Não se trata desta espécie de verdade que consiste em, simplesmente, contar cronologicamente os acontecimentos ou confirmar publicamente danos e feridas ou reivindicar a responsabilidade moral em relação a estes. A arte da construção da verdade está na armação dos fatos, em, pouco a pouco, entrelaçar as narrativas, superar as versões que competem entre si para chegar a um entendimento de uma narrativa, a mais coerente possível, capaz de ser aceita pela coletividade.

A (re)construção da verdade, embora dolorosa, parece ser uma medicina sem a qual a sociedade continua envenenada do passado, o que, sem dúvida, influencia o

presente e o futuro. A eficácia da CV parece vir de sua capacidade em atribuir responsabilização e reconhecimento, além de sua habilidade de gerar uma nova narrativa aceitável para todos os lados (OLINER, 2008).

Um mínimo de empatia que permita sentar-se na mesa de diálogo junto com o outro, ofensor, agressor, ou criminoso de guerra, parece ser uma condição para esta (re)construção da verdade. Parece-me que aqui podemos ver um resultado ou uma condição da assim chamada empatia que aparece e reaparece nos autores da JR e nos da reconciliação. Será que a ausência da empatia dificulta ou até impede a construção de uma narrativa coletiva?

A palavra empatia origina-se do termo grego empátheia, que significa a tendência de sentir o que se sentiria caso se estivesse na situação e nas circunstâncias experimentadas por outras pessoas. Significa entrar no sentimento, ser receptivo aos outros e, simultaneamente, à nossa totalidade interior; estar disposto a conhecer tanto os outros como a si mesmo (FERREIRA, 1975).

O estado de empatia ou entendimento empático consiste ainda em perceber corretamente o marco de referência interno do outro, com os significados e componentes emocionais que contém, como se fosse a outra pessoa, porém sem perder nunca essa condição de como se. Implica, por exemplo, sentir a dor ou o prazer do outro como ele o sentiu e perceber suas causas como ele a percebeu, porém sem nunca perder de vista que se trata da dor ou do prazer do outro. Sem esta condição como se, trata-se de um caso de identificação. Um mínimo de empatia parece ser precondição para o restabelecimento das relações e o surgimento da disponibilidade das vítimas ouvirem as razões do ódio e da violência daqueles que lhes causam dor. A empatia parece ser capaz de abrir para a compreensão dos seus atos, ao mesmo tempo em que permite aos agressores acolherem a raiva e amargura de suas vítimas.

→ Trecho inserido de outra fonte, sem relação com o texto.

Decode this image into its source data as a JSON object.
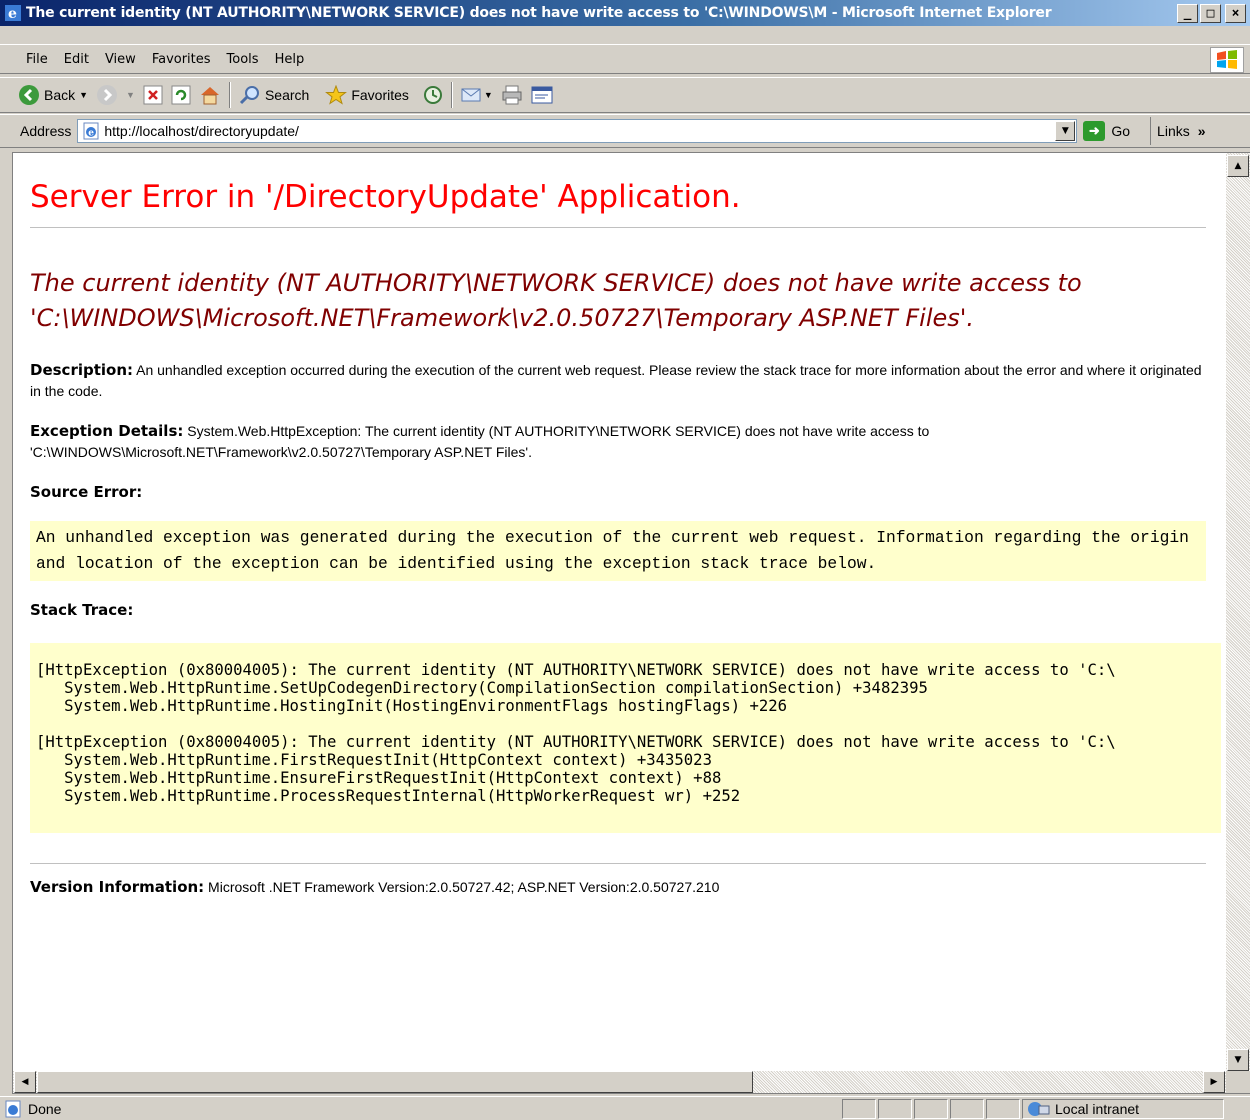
{
  "window": {
    "title": "The current identity (NT AUTHORITY\\NETWORK SERVICE) does not have write access to 'C:\\WINDOWS\\M - Microsoft Internet Explorer",
    "minimize": "_",
    "maximize": "□",
    "close": "×"
  },
  "menu": {
    "items": [
      "File",
      "Edit",
      "View",
      "Favorites",
      "Tools",
      "Help"
    ]
  },
  "toolbar": {
    "back_label": "Back",
    "search_label": "Search",
    "favorites_label": "Favorites"
  },
  "address": {
    "label": "Address",
    "url": "http://localhost/directoryupdate/",
    "go_label": "Go",
    "links_label": "Links",
    "links_more": "»"
  },
  "page": {
    "title": "Server Error in '/DirectoryUpdate' Application.",
    "error_message": "The current identity (NT AUTHORITY\\NETWORK SERVICE) does not have write access to 'C:\\WINDOWS\\Microsoft.NET\\Framework\\v2.0.50727\\Temporary ASP.NET Files'.",
    "description_label": "Description:",
    "description_text": " An unhandled exception occurred during the execution of the current web request. Please review the stack trace for more information about the error and where it originated in the code.",
    "exception_label": "Exception Details:",
    "exception_text": " System.Web.HttpException: The current identity (NT AUTHORITY\\NETWORK SERVICE) does not have write access to 'C:\\WINDOWS\\Microsoft.NET\\Framework\\v2.0.50727\\Temporary ASP.NET Files'.",
    "source_error_label": "Source Error:",
    "source_error_text": "An unhandled exception was generated during the execution of the current web request. Information regarding the origin and location of the exception can be identified using the exception stack trace below.",
    "stack_trace_label": "Stack Trace:",
    "stack_trace_block1": [
      "[HttpException (0x80004005): The current identity (NT AUTHORITY\\NETWORK SERVICE) does not have write access to 'C:\\",
      "   System.Web.HttpRuntime.SetUpCodegenDirectory(CompilationSection compilationSection) +3482395",
      "   System.Web.HttpRuntime.HostingInit(HostingEnvironmentFlags hostingFlags) +226"
    ],
    "stack_trace_block2": [
      "[HttpException (0x80004005): The current identity (NT AUTHORITY\\NETWORK SERVICE) does not have write access to 'C:\\",
      "   System.Web.HttpRuntime.FirstRequestInit(HttpContext context) +3435023",
      "   System.Web.HttpRuntime.EnsureFirstRequestInit(HttpContext context) +88",
      "   System.Web.HttpRuntime.ProcessRequestInternal(HttpWorkerRequest wr) +252"
    ],
    "version_label": "Version Information:",
    "version_text": " Microsoft .NET Framework Version:2.0.50727.42; ASP.NET Version:2.0.50727.210"
  },
  "status": {
    "text": "Done",
    "zone": "Local intranet"
  },
  "colors": {
    "title_red": "#ff0000",
    "error_maroon": "#800000",
    "code_background": "#ffffcc",
    "titlebar_blue": "#0a246a"
  },
  "icons": {
    "title": "ie-logo-icon",
    "back": "back-arrow-icon",
    "forward": "forward-arrow-icon",
    "stop": "stop-icon",
    "refresh": "refresh-icon",
    "home": "home-icon",
    "search": "magnifier-icon",
    "favorites": "star-icon",
    "history": "history-icon",
    "mail": "mail-icon",
    "print": "printer-icon",
    "edit": "edit-icon"
  }
}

O passo seguinte em direção à (re)construção da verdade parece ser ainda mais difícil: fazer os envolvidos assumirem a responsabilidade para os acontecimentos. A rejeição de culpa e da responsabilidade é muito comum, em parte, porque os acusados, de um lado, se consideram, e possivelmente são considerados, heróis. Após a ditadura de Pinochet, em Chile, este, convencido do valor da luta contra o demônio do comunismo, afirmou que “[...] o exército de Chile não vê, de certo, nenhuma razão para pedir perdão por ter participado em uma tarefa patriótica.” (LEFRANC, 2005, p. 61).

Em culturas políticas e jurídicas nas quais a impunidade foi dominante, como foi o caso em muitos países da América Latina, infratores se sentiram no direito de fazer o

que fizeram. Também é comum rejeitar a responsabilidade pelos seus atos com o argumento conhecido de que “estávamos apenas obedecendo a ordens”, o que fecha o

caminho de acesso a outras versões da verdade (HUYSE, 2003).

Colocar-se no lugar do outro parece ser um recurso importante nos procedimentos da JR, pois permite acessar a verdade, abrir para o diálogo, aumentar a capacidade de alteridade e reforçar a coragem para assumir seus atos.